Trying To Find Meaning In Owning An Old Mac

July 8, 2025

My Dad loves classic cars. He goes to car shows and takes photos of beautiful chunks of metal from the 50s, 60s and 70s. Whenever we see those cars on the road he points them out like he's a spotted a rare bird out on a bush walk. Those are the cars of his youth and for the time, that was the big mainstream technology accessible to people that caused a change in society. Cities were built around cars and so were lifestyles. Cars had a large impact on how he, and many of us still, view the world we live in.

When he had time and money he purchased his own classic cars. First a Ford XY Falcon GT he restored (I think it was a Fairmont he turned into a Phase 3 replica - if you're into Aussie muscle cars, this probably makes sense to you!) then a few years later, a gorgeous 1965 Pontiac Bonneville he also did a lot of work on. They weren't his daily drivers, for that he had a series of very sensible Toyotas, but we would go for drives in the big loud cars on random weekends, for no particular purpose but to drive and enjoy the car. He long since sold the Falcon and Pontiac, presumably because cash was tight with two young kids and a mortgage, but he had his fun and I remember both those cars fondly.

I'm now around the same age he was when he purchased his XY Falcon but instead of classic cars, I purchased a classic computer - an Apple Macintosh SE/30 that was originally released in January 1989. This Mac has a Motorola 68030 CPU clocked at 15.667 MHz with a Motorola 68882 FPU and with a ROM upgrade, can run up to Mac OS 8.1, all on a 9-inch 512x342 pixel monochrome display. Ironically, the SE/30 is older (1989 vs 2025) than my Dad's XY Falcon (1970-early 90s) when he got it and about the same vintage as the Pontac (1965-1999/2000) when he owned that car too.

I was starting kindergarten at the time, so I have no nostalgic connection to this computer. I didn't even have a Mac at home until 2003. That whole era of the classic Mac totally bypassed me at home with a 486 then a Pentium running flavours of Windows. For me, this old Mac is an exploration of an era of computing that inspired the computers I do have nostalgia for, like Windows 95 and Mac OS X. Kinda like how I enjoyed the band Silverchair, then looked into what inspired them - Nirvana and Pearl Jam - then what inspired them - Dinosaur Jr, R.E.M., Sonic Youth, and so on, that's resulted in the music taste I have now.

I didn't realise it until I had the Mac in the boot of my car but my Dad got to middle age and retreated, for want of a better word, to a period of time (50s-70s) when the thing he is interested in, cars, were "good". I'm doing the same but with what interests me and what shaped my generation (80s-2000s) - computers. Ford and Pontiac were the Apple of their time. The car was to the baby boomers what the computer was to me as a millennial.

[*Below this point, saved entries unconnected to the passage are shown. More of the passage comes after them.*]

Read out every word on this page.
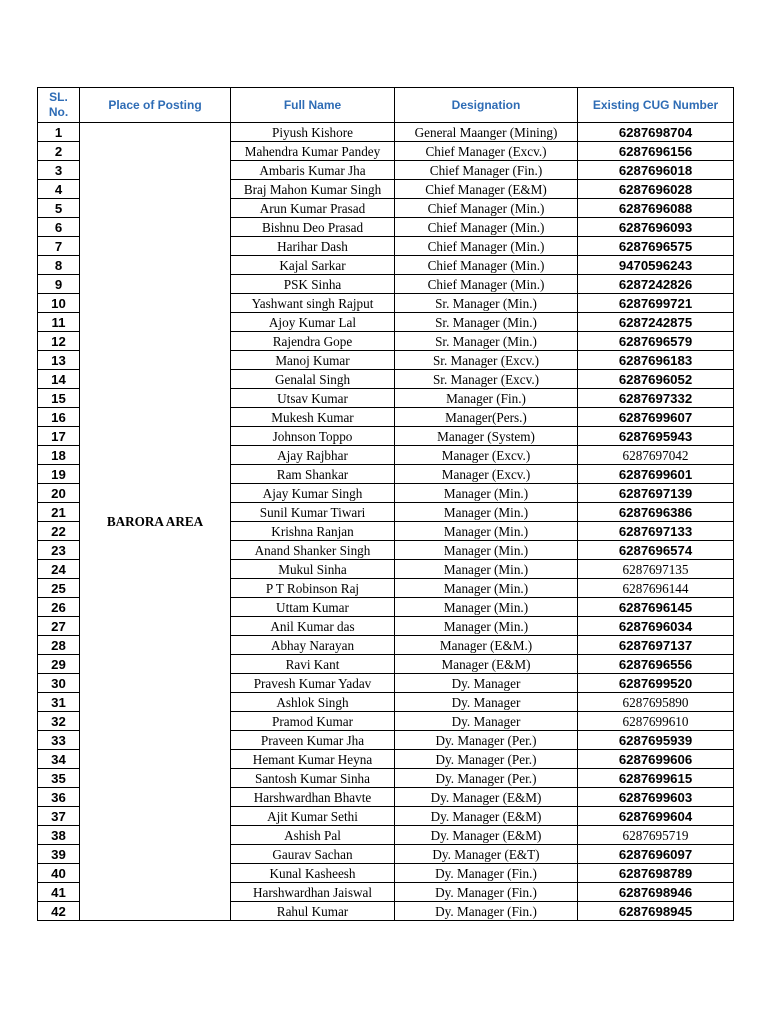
SL. No.	Place of Posting	Full Name	Designation	Existing CUG Number
1	BARORA AREA	Piyush Kishore	General Maanger (Mining)	6287698704
2		Mahendra Kumar Pandey	Chief Manager (Excv.)	6287696156
3		Ambaris Kumar Jha	Chief Manager (Fin.)	6287696018
4		Braj Mahon Kumar Singh	Chief Manager (E&M)	6287696028
5		Arun Kumar Prasad	Chief Manager (Min.)	6287696088
6		Bishnu Deo Prasad	Chief Manager (Min.)	6287696093
7		Harihar Dash	Chief Manager (Min.)	6287696575
8		Kajal Sarkar	Chief Manager (Min.)	9470596243
9		PSK Sinha	Chief Manager (Min.)	6287242826
10		Yashwant singh Rajput	Sr. Manager (Min.)	6287699721
11		Ajoy Kumar Lal	Sr. Manager (Min.)	6287242875
12		Rajendra Gope	Sr. Manager (Min.)	6287696579
13		Manoj Kumar	Sr. Manager (Excv.)	6287696183
14		Genalal Singh	Sr. Manager (Excv.)	6287696052
15		Utsav Kumar	Manager (Fin.)	6287697332
16		Mukesh Kumar	Manager(Pers.)	6287699607
17		Johnson Toppo	Manager (System)	6287695943
18		Ajay Rajbhar	Manager (Excv.)	6287697042
19		Ram Shankar	Manager (Excv.)	6287699601
20		Ajay Kumar Singh	Manager (Min.)	6287697139
21		Sunil Kumar Tiwari	Manager (Min.)	6287696386
22		Krishna Ranjan	Manager (Min.)	6287697133
23		Anand Shanker Singh	Manager (Min.)	6287696574
24		Mukul Sinha	Manager (Min.)	6287697135
25		P T Robinson Raj	Manager (Min.)	6287696144
26		Uttam Kumar	Manager (Min.)	6287696145
27		Anil Kumar das	Manager (Min.)	6287696034
28		Abhay Narayan	Manager (E&M.)	6287697137
29		Ravi Kant	Manager (E&M)	6287696556
30		Pravesh Kumar Yadav	Dy. Manager	6287699520
31		Ashlok Singh	Dy. Manager	6287695890
32		Pramod Kumar	Dy. Manager	6287699610
33		Praveen Kumar Jha	Dy. Manager (Per.)	6287695939
34		Hemant Kumar Heyna	Dy. Manager (Per.)	6287699606
35		Santosh Kumar Sinha	Dy. Manager (Per.)	6287699615
36		Harshwardhan Bhavte	Dy. Manager (E&M)	6287699603
37		Ajit Kumar Sethi	Dy. Manager (E&M)	6287699604
38		Ashish Pal	Dy. Manager (E&M)	6287695719
39		Gaurav Sachan	Dy. Manager (E&T)	6287696097
40		Kunal Kasheesh	Dy. Manager (Fin.)	6287698789
41		Harshwardhan Jaiswal	Dy. Manager (Fin.)	6287698946
42		Rahul Kumar	Dy. Manager (Fin.)	6287698945
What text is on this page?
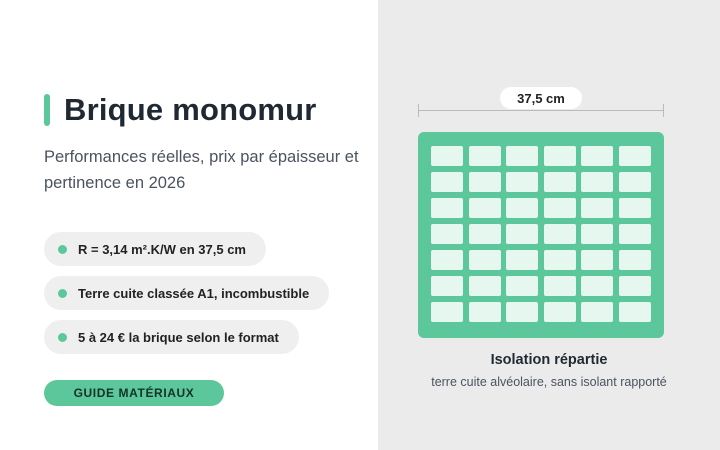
Brique monomur
Performances réelles, prix par épaisseur et pertinence en 2026
R = 3,14 m².K/W en 37,5 cm
Terre cuite classée A1, incombustible
5 à 24 € la brique selon le format
GUIDE MATÉRIAUX
37,5 cm
Isolation répartie
terre cuite alvéolaire, sans isolant rapporté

Like how we would go for random drives in an unpractical car every now and then after weeks and months in the garage tinkering, I will do the same with my Mac SE/30. I'll spend money and time restoring this classic computer just like it's a classic car. I'll plug it in every now and then, run some old applications aimlessly, just like my Dad and his cars. Most of the time the Mac will sit on a shelf as a reminder, a tribute, perhaps even a symbol of mourning to what has been lost in the name of progress, just like the classic cars that sit in so many people's garages across the world.

I haven't been this excited about a computer for a long time.